Un costumbrismo bonachón
El costumbrismo ha sido una de las tonalidades que buena parte del cine argentino incorporó como forma de expresar una cercanía con los espectadores, especialmente en el drama y la comedia. Y la televisión tomó la posta, explotando el recurso hasta convertirlo en una odiosa recreación de sectores populares con múltiples lugares comunes y estereotipos muy nocivos. Como una forma de volver a las bases y aceptar al costumbrismo como un registro posible desde donde contar una historia, aparece Angelita, la doctora, una película que si bien no es ninguna maravilla representa un acercamiento amable y creíble a historias y personajes simples, y especialmente por el evidente control sobre los materiales que ejerce la directora Helena Tritek con el fin de que la película no se desajuste hacia una bonhomía exacerbada.
En primera instancia hay que reconocer que Tritek, reconocida directora teatral, hace en su debut en la pantalla grande un pasaje hacia el cine que no presenta mayores inconvenientes. Amén de una peligrosa recurrencia a la metáfora gruesa, con una analogía entre pájaros y seres humanos que es un tanto básica y demasiado presente en el relato como buscando elevar una película que no pide ser otra cosa que lo que es, por lo demás demuestra buena mano para controlar un elenco de viejas estrellas (Ana María Picchio, Hugo Arana) con tendencia a la sobreactuación y administrar las diversas historias que se imbrican detrás del personaje de Angelita. Es que Angelita, la doctora es un relato coral de personajes que se relacionan con la protagonista, una mujer que asiste a los vecinos del barrio y que trabaja unas horas en el hospital del lugar: el hijo sin rumbo, el viudo que tiene una relación particular con su perro, una pareja de ancianos con un vínculo un tanto disgregado por el paso de los años.

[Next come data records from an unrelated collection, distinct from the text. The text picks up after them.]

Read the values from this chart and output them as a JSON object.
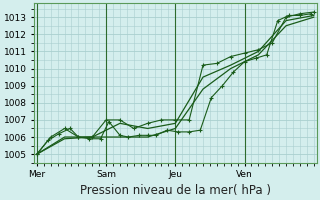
{
  "background_color": "#d4eeed",
  "grid_color": "#aacfcf",
  "line_color": "#1a5c1a",
  "vline_color": "#2d6b2d",
  "ylim": [
    1004.5,
    1013.8
  ],
  "yticks": [
    1005,
    1006,
    1007,
    1008,
    1009,
    1010,
    1011,
    1012,
    1013
  ],
  "xlabel": "Pression niveau de la mer( hPa )",
  "xlabel_fontsize": 8.5,
  "tick_fontsize": 6.5,
  "day_labels": [
    "Mer",
    "Sam",
    "Jeu",
    "Ven"
  ],
  "day_positions": [
    0.0,
    2.5,
    5.0,
    7.5
  ],
  "xlim": [
    -0.1,
    10.1
  ],
  "line1_x": [
    0.0,
    0.4,
    0.8,
    1.2,
    1.5,
    1.9,
    2.3,
    2.6,
    3.0,
    3.3,
    3.7,
    4.0,
    4.3,
    4.7,
    5.1,
    5.5,
    5.9,
    6.3,
    6.7,
    7.1,
    7.5,
    7.9,
    8.3,
    8.7,
    9.1,
    9.5,
    9.9
  ],
  "line1_y": [
    1005.0,
    1005.8,
    1006.2,
    1006.5,
    1006.0,
    1005.9,
    1005.9,
    1006.9,
    1006.1,
    1006.0,
    1006.1,
    1006.1,
    1006.1,
    1006.4,
    1006.3,
    1006.3,
    1006.4,
    1008.3,
    1009.0,
    1009.8,
    1010.4,
    1010.6,
    1010.8,
    1012.8,
    1013.1,
    1013.1,
    1013.2
  ],
  "line2_x": [
    0.0,
    1.0,
    2.0,
    3.0,
    4.0,
    5.0,
    6.0,
    7.0,
    8.0,
    9.0,
    10.0
  ],
  "line2_y": [
    1005.0,
    1005.9,
    1006.0,
    1006.0,
    1006.0,
    1006.5,
    1008.8,
    1010.0,
    1010.8,
    1012.5,
    1013.0
  ],
  "line3_x": [
    0.0,
    0.5,
    1.0,
    1.5,
    2.0,
    2.5,
    3.0,
    3.5,
    4.0,
    4.5,
    5.0,
    5.5,
    6.0,
    6.5,
    7.0,
    7.5,
    8.0,
    8.5,
    9.0,
    9.5,
    10.0
  ],
  "line3_y": [
    1005.0,
    1006.0,
    1006.5,
    1006.0,
    1006.0,
    1007.0,
    1007.0,
    1006.5,
    1006.8,
    1007.0,
    1007.0,
    1007.0,
    1010.2,
    1010.3,
    1010.7,
    1010.9,
    1011.1,
    1011.5,
    1013.0,
    1013.2,
    1013.3
  ],
  "line4_x": [
    0.0,
    1.0,
    2.0,
    3.0,
    4.0,
    5.0,
    6.0,
    7.0,
    8.0,
    9.0,
    10.0
  ],
  "line4_y": [
    1005.0,
    1006.0,
    1006.0,
    1006.8,
    1006.5,
    1006.8,
    1009.5,
    1010.2,
    1011.0,
    1012.8,
    1013.1
  ]
}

Acostumbrados como estamos, cuando nos enfrentamos a este tipo de films costumbristas, al bochorno, la película de Tritek destaca por la sobriedad (dentro de lo posible) con la que se acerca a ese universo de gente amable sin empalagar ni destilar una buena onda falsa. Incluso destilando algunas dosis de una amargura no del todo licuada en sus criaturas: en eso sobresale Angelita, esa mujer a la que todos llaman “doctora” aunque no lo sea, y que en cierta forma representa los sueños frustrados de un grupo de personajes que arrastran, como dice el tango, el dolor de ya no ser. Ese germen triste es el que le pone límites al costumbrismo y nos dice que la alegría que se exhibe no es otra cosa que el revés de la tristeza que se oculta. Dentro de sus propias posibilidades, Angelita, la doctora es una buena película. O una película buena.